SQL Server 2012 Data Integration Recipes provides focused and practical solutions to real world problems of data integration. Need to import data into SQL Server from an outside source? Need to export data and send it to another system? SQL Server 2012 Data Integration Recipes has your back. You'll find solutions for importing from Microsoft Office data stores such as Excel and Access, from text files such as CSV files, from XML, from other database brands such as Oracle and MySQL, and even from other SQL Server databases. You'll learn techniques for managing metadata, transforming data to meet the needs of the target system, handling exceptions and errors, and much more.
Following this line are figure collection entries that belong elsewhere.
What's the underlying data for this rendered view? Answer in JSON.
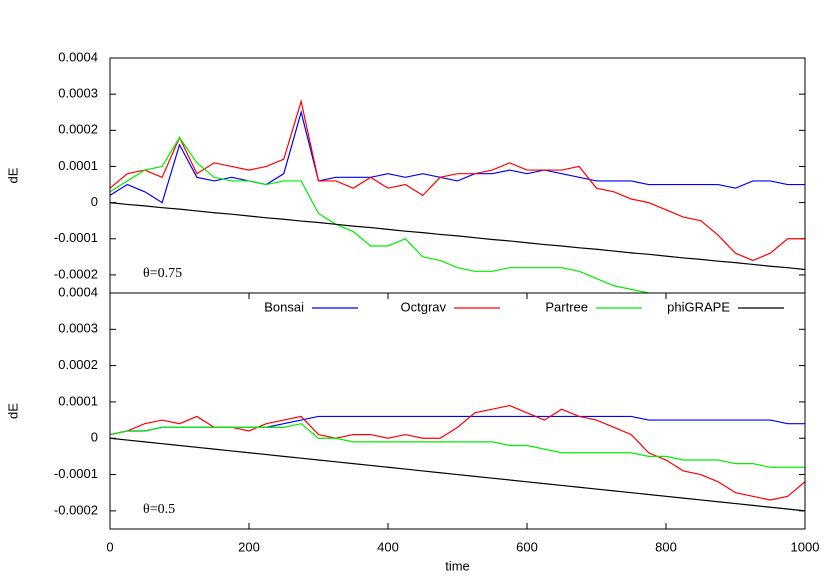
{
  "chart_data": [
    {
      "type": "line",
      "ylabel": "dE",
      "annotation": "θ=0.75",
      "x": [
        0,
        25,
        50,
        75,
        100,
        125,
        150,
        175,
        200,
        225,
        250,
        275,
        300,
        325,
        350,
        375,
        400,
        425,
        450,
        475,
        500,
        525,
        550,
        575,
        600,
        625,
        650,
        675,
        700,
        725,
        750,
        775,
        800,
        825,
        850,
        875,
        900,
        925,
        950,
        975,
        1000
      ],
      "ylim": [
        -0.00025,
        0.0004
      ],
      "yticks": [
        -0.0002,
        -0.0001,
        0,
        0.0001,
        0.0002,
        0.0003,
        0.0004
      ],
      "series": [
        {
          "color": "#0000ff",
          "values": [
            2e-05,
            5e-05,
            3e-05,
            0,
            0.00016,
            7e-05,
            6e-05,
            7e-05,
            6e-05,
            5e-05,
            8e-05,
            0.00025,
            6e-05,
            7e-05,
            7e-05,
            7e-05,
            8e-05,
            7e-05,
            8e-05,
            7e-05,
            6e-05,
            8e-05,
            8e-05,
            9e-05,
            8e-05,
            9e-05,
            8e-05,
            7e-05,
            6e-05,
            6e-05,
            6e-05,
            5e-05,
            5e-05,
            5e-05,
            5e-05,
            5e-05,
            4e-05,
            6e-05,
            6e-05,
            5e-05,
            5e-05
          ]
        },
        {
          "color": "#ff0000",
          "values": [
            4e-05,
            8e-05,
            9e-05,
            7e-05,
            0.00018,
            8e-05,
            0.00011,
            0.0001,
            9e-05,
            0.0001,
            0.00012,
            0.00028,
            6e-05,
            6e-05,
            4e-05,
            7e-05,
            4e-05,
            5e-05,
            2e-05,
            7e-05,
            8e-05,
            8e-05,
            9e-05,
            0.00011,
            9e-05,
            9e-05,
            9e-05,
            0.0001,
            4e-05,
            3e-05,
            1e-05,
            0,
            -2e-05,
            -4e-05,
            -5e-05,
            -9e-05,
            -0.00014,
            -0.00016,
            -0.00014,
            -0.0001,
            -0.0001
          ]
        },
        {
          "color": "#00ee00",
          "values": [
            3e-05,
            6e-05,
            9e-05,
            0.0001,
            0.00018,
            0.00011,
            7e-05,
            6e-05,
            6e-05,
            5e-05,
            6e-05,
            6e-05,
            -3e-05,
            -6e-05,
            -8e-05,
            -0.00012,
            -0.00012,
            -0.0001,
            -0.00015,
            -0.00016,
            -0.00018,
            -0.00019,
            -0.00019,
            -0.00018,
            -0.00018,
            -0.00018,
            -0.00018,
            -0.00019,
            -0.00021,
            -0.00023,
            -0.00024,
            -0.00025,
            null,
            null,
            null,
            null,
            null,
            null,
            null,
            null,
            null
          ]
        },
        {
          "color": "#000000",
          "values": [
            0,
            -5e-06,
            -9e-06,
            -1.4e-05,
            -1.8e-05,
            -2.3e-05,
            -2.8e-05,
            -3.2e-05,
            -3.7e-05,
            -4.2e-05,
            -4.6e-05,
            -5.1e-05,
            -5.5e-05,
            -6e-05,
            -6.5e-05,
            -6.9e-05,
            -7.4e-05,
            -7.9e-05,
            -8.3e-05,
            -8.8e-05,
            -9.2e-05,
            -9.7e-05,
            -0.000102,
            -0.000106,
            -0.000111,
            -0.000116,
            -0.00012,
            -0.000125,
            -0.000129,
            -0.000134,
            -0.000139,
            -0.000143,
            -0.000148,
            -0.000153,
            -0.000157,
            -0.000162,
            -0.000166,
            -0.000171,
            -0.000176,
            -0.00018,
            -0.000185
          ]
        }
      ]
    },
    {
      "type": "line",
      "ylabel": "dE",
      "xlabel": "time",
      "annotation": "θ=0.5",
      "legend": "top",
      "x": [
        0,
        25,
        50,
        75,
        100,
        125,
        150,
        175,
        200,
        225,
        250,
        275,
        300,
        325,
        350,
        375,
        400,
        425,
        450,
        475,
        500,
        525,
        550,
        575,
        600,
        625,
        650,
        675,
        700,
        725,
        750,
        775,
        800,
        825,
        850,
        875,
        900,
        925,
        950,
        975,
        1000
      ],
      "xlim": [
        0,
        1000
      ],
      "xticks": [
        0,
        200,
        400,
        600,
        800,
        1000
      ],
      "ylim": [
        -0.00025,
        0.0004
      ],
      "yticks": [
        -0.0002,
        -0.0001,
        0,
        0.0001,
        0.0002,
        0.0003,
        0.0004
      ],
      "series": [
        {
          "name": "Bonsai",
          "color": "#0000ff",
          "values": [
            1e-05,
            2e-05,
            2e-05,
            3e-05,
            3e-05,
            3e-05,
            3e-05,
            3e-05,
            3e-05,
            3e-05,
            4e-05,
            5e-05,
            6e-05,
            6e-05,
            6e-05,
            6e-05,
            6e-05,
            6e-05,
            6e-05,
            6e-05,
            6e-05,
            6e-05,
            6e-05,
            6e-05,
            6e-05,
            6e-05,
            6e-05,
            6e-05,
            6e-05,
            6e-05,
            6e-05,
            5e-05,
            5e-05,
            5e-05,
            5e-05,
            5e-05,
            5e-05,
            5e-05,
            5e-05,
            4e-05,
            4e-05
          ]
        },
        {
          "name": "Octgrav",
          "color": "#ff0000",
          "values": [
            1e-05,
            2e-05,
            4e-05,
            5e-05,
            4e-05,
            6e-05,
            3e-05,
            3e-05,
            2e-05,
            4e-05,
            5e-05,
            6e-05,
            1e-05,
            0,
            1e-05,
            1e-05,
            0,
            1e-05,
            0,
            0,
            3e-05,
            7e-05,
            8e-05,
            9e-05,
            7e-05,
            5e-05,
            8e-05,
            6e-05,
            5e-05,
            3e-05,
            1e-05,
            -4e-05,
            -6e-05,
            -9e-05,
            -0.0001,
            -0.00012,
            -0.00015,
            -0.00016,
            -0.00017,
            -0.00016,
            -0.00012
          ]
        },
        {
          "name": "Partree",
          "color": "#00ee00",
          "values": [
            1e-05,
            2e-05,
            2e-05,
            3e-05,
            3e-05,
            3e-05,
            3e-05,
            3e-05,
            3e-05,
            3e-05,
            3e-05,
            4e-05,
            0,
            0,
            -1e-05,
            -1e-05,
            -1e-05,
            -1e-05,
            -1e-05,
            -1e-05,
            -1e-05,
            -1e-05,
            -1e-05,
            -2e-05,
            -2e-05,
            -3e-05,
            -4e-05,
            -4e-05,
            -4e-05,
            -4e-05,
            -4e-05,
            -5e-05,
            -5e-05,
            -6e-05,
            -6e-05,
            -6e-05,
            -7e-05,
            -7e-05,
            -8e-05,
            -8e-05,
            -8e-05
          ]
        },
        {
          "name": "phiGRAPE",
          "color": "#000000",
          "values": [
            0,
            -5e-06,
            -1e-05,
            -1.5e-05,
            -2e-05,
            -2.5e-05,
            -3e-05,
            -3.5e-05,
            -4e-05,
            -4.5e-05,
            -5e-05,
            -5.5e-05,
            -6e-05,
            -6.5e-05,
            -7e-05,
            -7.5e-05,
            -8e-05,
            -8.5e-05,
            -9e-05,
            -9.5e-05,
            -0.0001,
            -0.000105,
            -0.00011,
            -0.000115,
            -0.00012,
            -0.000125,
            -0.00013,
            -0.000135,
            -0.00014,
            -0.000145,
            -0.00015,
            -0.000155,
            -0.00016,
            -0.000165,
            -0.00017,
            -0.000175,
            -0.00018,
            -0.000185,
            -0.00019,
            -0.000195,
            -0.0002
          ]
        }
      ]
    }
  ]
}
Data Mining with Microsoft SQL Server 2000 Technical Reference

Data Mining with Microsoft SQL Server 2000 Technical Reference

Claude Seidman, «Data Mining with Microsoft SQL Server 2000 Technical Reference»
Microsoft Press | ISBN: 0735612714 | 2001 | CHM | 400 pages | 1.43 MB

With its state-of-the-art capabilities for rapidly processing and retrieving huge quantities of data, Microsoft SQL Server 2000 is quickly growing in popularity among large corporations. But learning how to take advantage of the powerful, built-in data-mining services in SQL Server to turn all that data into meaningful information takes time and effort. Data Mining with SQL Server 2000 Technical Reference is the ideal, in-depth reference guide for any database developer, administrator, or IT professional who needs comprehensive information about these powerful new data-mining services. In particular, it fully examines the data-warehousing architecture in SQL Server 2000 to show how to take full advantage of the data-mining services in this RDBMS. This is the only Microsoft-approved technical guide to the data mining services in SQL Server 2000.